Судя по всему, Ада уже полностью оправилась от горя, вызванного утратой близкого родственника.
Вернувшись домой, я решила прежде всего спрятать в сейф показания старика дворецкого.
«Вакханка» висела на стене несколько кривовато, вероятно, когда в последний раз Шура вытирала пыль в спальне, она нечаянно сдвинула угол рамки.
Впрочем, сегодня ведь Шура ездила с нами в больницу, а не занималась уборкой квартиры… Утром же с «Вакханкой» было все в порядке, я бы заметила такой наклон рамки!
Дверца спрятанного под картиной сейфа была не заперта, а лишь прикрыта.
С тяжелым сердцем распахнула я свой несгораемый шкафчик и обнаружила, что он пуст. Ни драгоценностей, ни ценных бумаг, ни васильковой папки с документами, изобличающими лже-Мишеля, ни крупной суммы наличных денег в нем не оказалось.

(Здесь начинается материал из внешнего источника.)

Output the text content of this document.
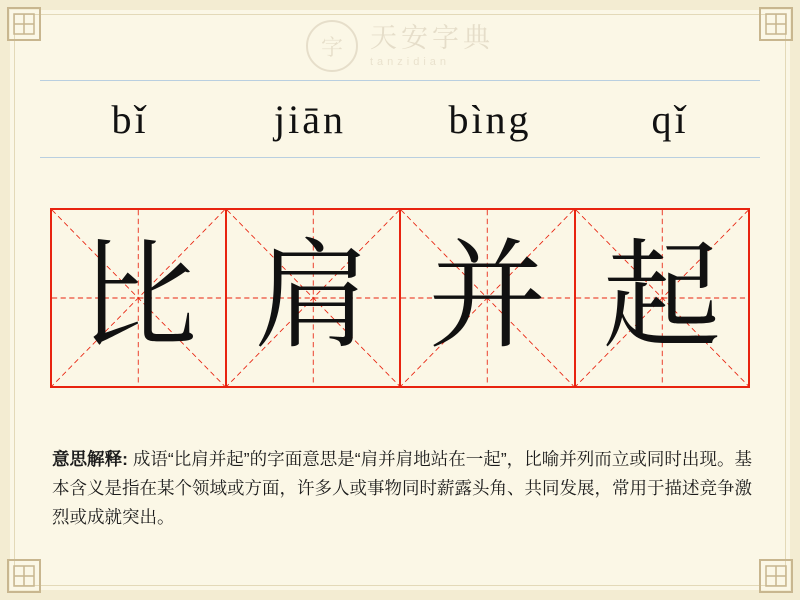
字	天安字典
tanzidian
bǐ	jiān	bìng	qǐ
比 肩 并 起
意思解释: 成语“比肩并起”的字面意思是“肩并肩地站在一起”，比喻并列而立或同时出现。基本含义是指在某个领域或方面，许多人或事物同时薪露头角、共同发展，常用于描述竞争激烈或成就突出。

В моем мозгу промелькнул ряд довольно циничных выражений, которые порядочная дама не должна позволять себе оглашать ни при каких обстоятельствах. Но ведь внутренний голос не заткнешь! Не могу сказать, что я теперь разорена, но удар по моему состоянию был нанесен чувствительный.
Слава Богу, я хорошо усвоила один из главных уроков своего второго мужа, промышленника Лиховеева — никогда нельзя класть все яйца в одну корзину. Разорить меня не так просто — недвижимость, счета в банках, соучредительство в нескольких коммерческих предприятиях останутся при мне.
И все же… Видимо, придется обратиться в полицию. А синяя папка, к несчастью, утрачена. Как бы эти Документы славно дополнили мое заявление… Эх, как же я не догадалась снять с них заверенные копии и передать на сохранение какому-нибудь нотариусу! Ну нельзя, нельзя класть все яйца в одну корзину, сколько раз можно убеждаться на собственной шкуре в прописных истинах!